Pour Marine Le Pen (RN), "les conditions du vote de mardi, à la suite immédiate d’un discours dont on ne sait rien, sans une loi nous permettant d’amender, sont un artifice du gouvernement pour tenter de nous faire partager sa responsabilité dans le fiasco de la gestion de cette crise sanitaire".

Au Parti socialiste, Olivier Faure a demandé que le vote attende la présentation de l’ensemble du plan de déconfinement, une condition pour "voter en connaissance de cause".

La contestation a aussi gagné les rangs de La République en Marche. 
"Comment le législateur peut-il se prononcer en sérénité sur un "plan de déconfinement ?", a ainsi interrogé la députée Martine Wonner, ce médecin soulignant qu’il ne le découvrira que quelques minutes avant le vote", dans une lettre au président de l’Assemblée Richard Ferrand. 
Durant la pandémie de Covid-19, elle a fait partie des élus à l'initiative du collectif " Laissons-les prescrire", ainsi que d'une pétition qui demande l'assouplissement des conditions pour recourir à l'hydroxychloroquineet dit [s'interroger] sur la confiance à apporter au gouvernement sur cette gestion de crise. Au vu du nombre de pétitions et tribunes qu'elle a déjà signés, elle devrait refuser son vote à Macron, mais on s'attend à une abstention de la velléitaire et de ses copines députées du "Collectif social-démocrate".

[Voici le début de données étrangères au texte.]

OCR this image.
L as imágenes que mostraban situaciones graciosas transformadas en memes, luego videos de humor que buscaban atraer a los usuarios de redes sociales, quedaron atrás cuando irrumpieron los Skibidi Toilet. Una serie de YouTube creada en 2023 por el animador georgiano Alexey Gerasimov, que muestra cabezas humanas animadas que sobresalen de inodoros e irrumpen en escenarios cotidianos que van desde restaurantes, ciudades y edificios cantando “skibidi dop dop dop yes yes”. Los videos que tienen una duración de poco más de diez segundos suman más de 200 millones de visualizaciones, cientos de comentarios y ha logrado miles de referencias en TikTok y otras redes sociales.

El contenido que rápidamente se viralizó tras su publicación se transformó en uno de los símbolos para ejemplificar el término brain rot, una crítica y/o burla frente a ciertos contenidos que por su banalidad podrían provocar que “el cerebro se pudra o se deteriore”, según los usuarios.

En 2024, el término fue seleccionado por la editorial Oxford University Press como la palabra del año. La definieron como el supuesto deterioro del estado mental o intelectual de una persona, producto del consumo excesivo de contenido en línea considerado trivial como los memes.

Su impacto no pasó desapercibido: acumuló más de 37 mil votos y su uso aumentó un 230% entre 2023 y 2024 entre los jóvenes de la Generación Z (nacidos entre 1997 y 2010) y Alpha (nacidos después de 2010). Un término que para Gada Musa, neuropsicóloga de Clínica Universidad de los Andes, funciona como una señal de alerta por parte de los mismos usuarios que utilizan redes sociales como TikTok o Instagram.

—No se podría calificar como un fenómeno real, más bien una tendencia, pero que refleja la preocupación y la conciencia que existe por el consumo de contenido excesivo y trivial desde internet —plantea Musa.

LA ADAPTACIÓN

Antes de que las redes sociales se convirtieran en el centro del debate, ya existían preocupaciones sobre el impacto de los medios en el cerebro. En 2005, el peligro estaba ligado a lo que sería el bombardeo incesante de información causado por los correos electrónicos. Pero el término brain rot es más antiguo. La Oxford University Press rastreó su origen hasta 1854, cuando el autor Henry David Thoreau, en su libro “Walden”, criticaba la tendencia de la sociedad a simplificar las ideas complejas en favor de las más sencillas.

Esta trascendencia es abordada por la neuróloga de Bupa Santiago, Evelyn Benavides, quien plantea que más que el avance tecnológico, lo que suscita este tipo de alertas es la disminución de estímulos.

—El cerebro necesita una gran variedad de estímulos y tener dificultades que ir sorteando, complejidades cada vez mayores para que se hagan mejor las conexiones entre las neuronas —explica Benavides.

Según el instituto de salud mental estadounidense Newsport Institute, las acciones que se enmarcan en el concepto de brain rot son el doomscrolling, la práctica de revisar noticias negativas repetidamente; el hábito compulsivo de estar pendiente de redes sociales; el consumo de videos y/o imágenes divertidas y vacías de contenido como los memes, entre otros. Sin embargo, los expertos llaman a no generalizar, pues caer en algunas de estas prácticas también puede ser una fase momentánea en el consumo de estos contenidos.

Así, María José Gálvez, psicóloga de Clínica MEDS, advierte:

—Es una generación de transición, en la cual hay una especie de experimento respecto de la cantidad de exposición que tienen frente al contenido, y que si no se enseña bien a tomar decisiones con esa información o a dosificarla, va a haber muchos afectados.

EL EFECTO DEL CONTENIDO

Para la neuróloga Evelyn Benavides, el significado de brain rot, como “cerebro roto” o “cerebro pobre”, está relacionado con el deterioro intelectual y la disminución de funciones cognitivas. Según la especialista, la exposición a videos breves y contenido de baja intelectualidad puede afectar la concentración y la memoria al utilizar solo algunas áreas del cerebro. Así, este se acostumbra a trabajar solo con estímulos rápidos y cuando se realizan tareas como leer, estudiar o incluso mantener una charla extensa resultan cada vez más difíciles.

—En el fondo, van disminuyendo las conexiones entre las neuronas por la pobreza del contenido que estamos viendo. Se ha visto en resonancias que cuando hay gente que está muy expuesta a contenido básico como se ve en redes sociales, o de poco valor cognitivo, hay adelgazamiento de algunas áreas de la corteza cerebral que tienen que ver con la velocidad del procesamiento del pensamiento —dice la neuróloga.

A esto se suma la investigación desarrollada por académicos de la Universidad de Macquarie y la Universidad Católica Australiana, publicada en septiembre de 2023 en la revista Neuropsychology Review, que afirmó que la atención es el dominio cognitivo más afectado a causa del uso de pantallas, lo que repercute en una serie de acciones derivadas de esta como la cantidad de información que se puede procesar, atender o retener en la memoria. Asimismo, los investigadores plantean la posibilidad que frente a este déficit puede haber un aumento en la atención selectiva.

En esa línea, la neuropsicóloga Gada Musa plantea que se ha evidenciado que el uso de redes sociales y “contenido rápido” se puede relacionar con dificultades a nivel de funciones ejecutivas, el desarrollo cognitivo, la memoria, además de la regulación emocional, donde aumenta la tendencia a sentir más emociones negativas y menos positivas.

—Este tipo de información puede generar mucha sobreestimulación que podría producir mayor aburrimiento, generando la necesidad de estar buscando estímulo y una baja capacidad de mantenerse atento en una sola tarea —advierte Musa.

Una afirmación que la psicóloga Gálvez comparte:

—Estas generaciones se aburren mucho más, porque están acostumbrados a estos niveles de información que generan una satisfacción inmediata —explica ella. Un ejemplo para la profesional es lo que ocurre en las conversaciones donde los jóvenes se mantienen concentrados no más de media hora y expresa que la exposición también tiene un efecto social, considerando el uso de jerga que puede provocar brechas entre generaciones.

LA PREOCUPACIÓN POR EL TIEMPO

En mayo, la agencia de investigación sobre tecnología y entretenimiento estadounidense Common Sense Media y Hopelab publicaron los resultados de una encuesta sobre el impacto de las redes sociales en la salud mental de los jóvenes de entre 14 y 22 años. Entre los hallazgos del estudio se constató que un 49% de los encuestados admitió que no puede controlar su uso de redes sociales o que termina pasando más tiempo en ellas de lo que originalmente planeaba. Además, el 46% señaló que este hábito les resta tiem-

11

Le député Aurélien Taché, ex-apparatchik socialiste, mais LREM, s’est lui aussi dit favorable à un délai de 24 heures

Malgré les protestations de tous bords, l'Edouard a dit "NIET" !
Une fin de non-recevoir méprisante qui ouvre la voie à un vote à l'aveugle sur ce que sa présentation a bien voulu dire de son plan de déconfinement, a-t-on appris ce lundi de sources parlementaires troubles. Un blanc-seing que devraient lui accorder les fantoches en godillots de la majorité présidentielle.
Le premier ministre est attendu sur six thèmes prioritaires : "la santé (masques, tests, isolement, qui manquent toujours cruellement au grand public, après sept semaines de confinement réglementé…), l’école, le travail, les commerces, les transports et les rassemblements".

Le président de l’Assemblée Richard Ferrand a tenté de justifier ce refus d’un report.
Selon lui, présenter son plan devant l’Assemblée est une marque de considération du Parlement, a rapporté un participant. "En même temps", n'est-ce pas une marque de son mépris des Français, ces "illettrés" qu'ils ne cessent d'humilier en assurant qu'ils ne comprennent rien et ne saurait même pas placer un masque ? 

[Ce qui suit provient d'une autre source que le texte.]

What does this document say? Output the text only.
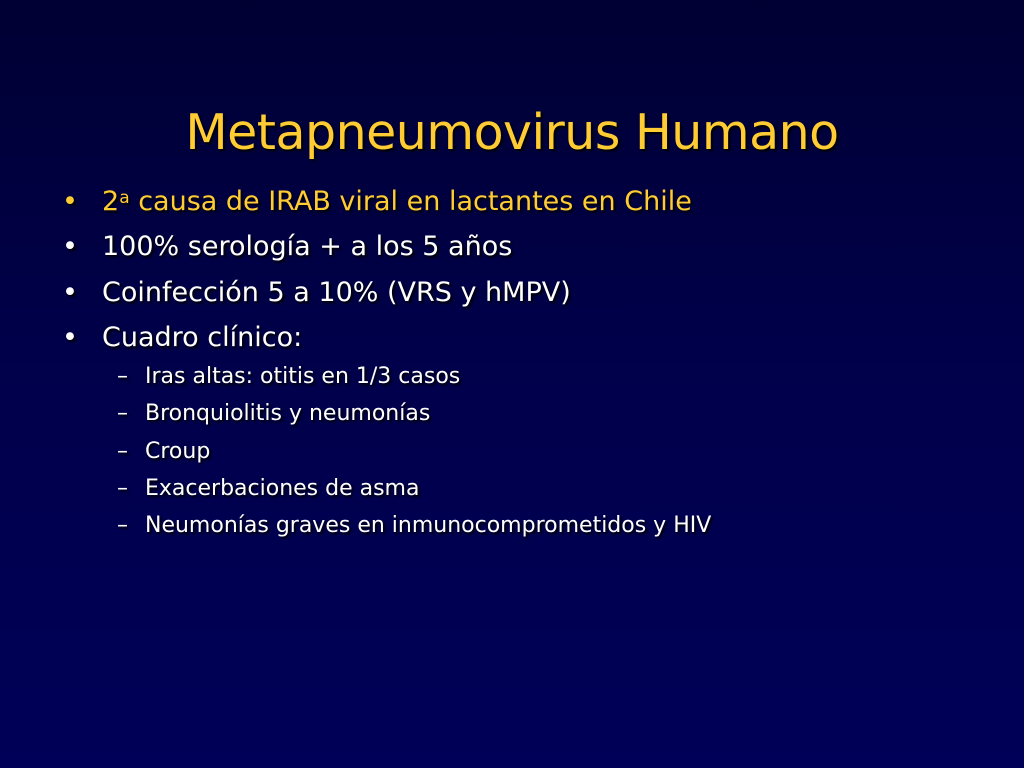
Metapneumovirus Humano
• 2$^a$ causa de IRAB viral en lactantes en Chile
• 100% serología + a los 5 años
• Coinfección 5 a 10% (VRS y hMPV)
• Cuadro clínico:
– Iras altas: otitis en 1/3 casos
– Bronquiolitis y neumonías
– Croup
– Exacerbaciones de asma
– Neumonías graves en inmunocomprometidos y HIV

Vers un vote séparé pour ou contre le traçage ?

Ce vote du plan Philippe était initialement prévu le 5 mai, tandis que le mardi 28 avril devait être consacré à un vote sur l’application de traçage StopCovid, qui doit permettre de retrouver les contacts des porteurs du coronavirus. 
C’est d’ailleurs un sujet polémique secondaire qui a été gonflé artificiellement dans la presse pour dissimuler les dissensions entre Matignon et l'Elysée  : il a provoqué des remous jusque dans la majorité des béni-oui-oui et sa dilution dans la question du déconfinement est perçue comme une manœuvre politique. "Un vote unique sur le plan déconfinement - et donc sans possibilité de se prononcer sur le traçage numérique en tant que tel - et avec un nombre aussi réduit de députés, ne correspond pas, au regard des enjeux, à un niveau de démocratie parlementaire suffisant", a ainsi estimé dans un tweet Aurélien Taché.
Une position partagée par Damien Adad, qui réclame deux votes, l’un sur le tracking, l’autre sur le déconfinement.

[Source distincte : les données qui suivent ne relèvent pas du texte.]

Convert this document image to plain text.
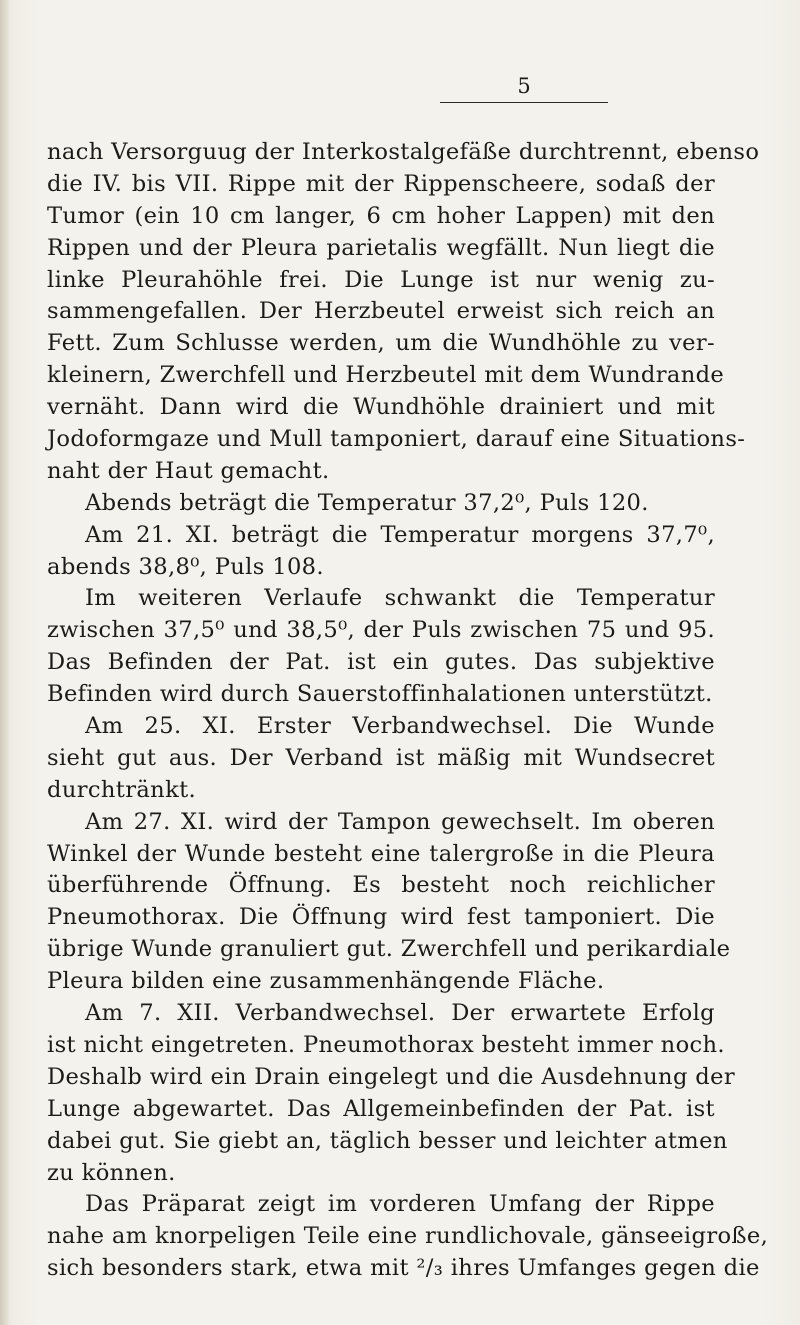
5
nach Versorguug der Interkostalgefäße durchtrennt, ebenso
die IV. bis VII. Rippe mit der Rippenscheere, sodaß der
Tumor (ein 10 cm langer, 6 cm hoher Lappen) mit den
Rippen und der Pleura parietalis wegfällt. Nun liegt die
linke Pleurahöhle frei. Die Lunge ist nur wenig zu-
sammengefallen. Der Herzbeutel erweist sich reich an
Fett. Zum Schlusse werden, um die Wundhöhle zu ver-
kleinern, Zwerchfell und Herzbeutel mit dem Wundrande
vernäht. Dann wird die Wundhöhle drainiert und mit
Jodoformgaze und Mull tamponiert, darauf eine Situations-
naht der Haut gemacht.
Abends beträgt die Temperatur 37,2⁰, Puls 120.
Am 21. XI. beträgt die Temperatur morgens 37,7⁰,
abends 38,8⁰, Puls 108.
Im weiteren Verlaufe schwankt die Temperatur
zwischen 37,5⁰ und 38,5⁰, der Puls zwischen 75 und 95.
Das Befinden der Pat. ist ein gutes. Das subjektive
Befinden wird durch Sauerstoffinhalationen unterstützt.
Am 25. XI. Erster Verbandwechsel. Die Wunde
sieht gut aus. Der Verband ist mäßig mit Wundsecret
durchtränkt.
Am 27. XI. wird der Tampon gewechselt. Im oberen
Winkel der Wunde besteht eine talergroße in die Pleura
überführende Öffnung. Es besteht noch reichlicher
Pneumothorax. Die Öffnung wird fest tamponiert. Die
übrige Wunde granuliert gut. Zwerchfell und perikardiale
Pleura bilden eine zusammenhängende Fläche.
Am 7. XII. Verbandwechsel. Der erwartete Erfolg
ist nicht eingetreten. Pneumothorax besteht immer noch.
Deshalb wird ein Drain eingelegt und die Ausdehnung der
Lunge abgewartet. Das Allgemeinbefinden der Pat. ist
dabei gut. Sie giebt an, täglich besser und leichter atmen
zu können.
Das Präparat zeigt im vorderen Umfang der Rippe
nahe am knorpeligen Teile eine rundlichovale, gänseeigroße,
sich besonders stark, etwa mit ²/₃ ihres Umfanges gegen die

Macron met la charrue avant les boeufs : on vote et après on discute ! 

Il restera une marge de manœuvre, une fois la présentation mardi de 'l’architecture générale", pour adapter le plan de déconfinement, une fois le vote assuré, racontent les truands"Le sujet reviendra devant le Parlement à l’occasion d’un projet de loi, présenté dans un très proche avenir, autorisant la prolongation de l’état d’urgence sanitaire, qui contiendra aussi les dispositions d’ordre législatif indispensables à la mise en œuvre du plan de déconfinement", a précisé à ses troupes le patron des députés LREM Gilles Le Gendre.

Alors que la presse fait état de conflits entre le président et son collaborateur, Macron a fustigé ceux qui "tentent de diviser" ! 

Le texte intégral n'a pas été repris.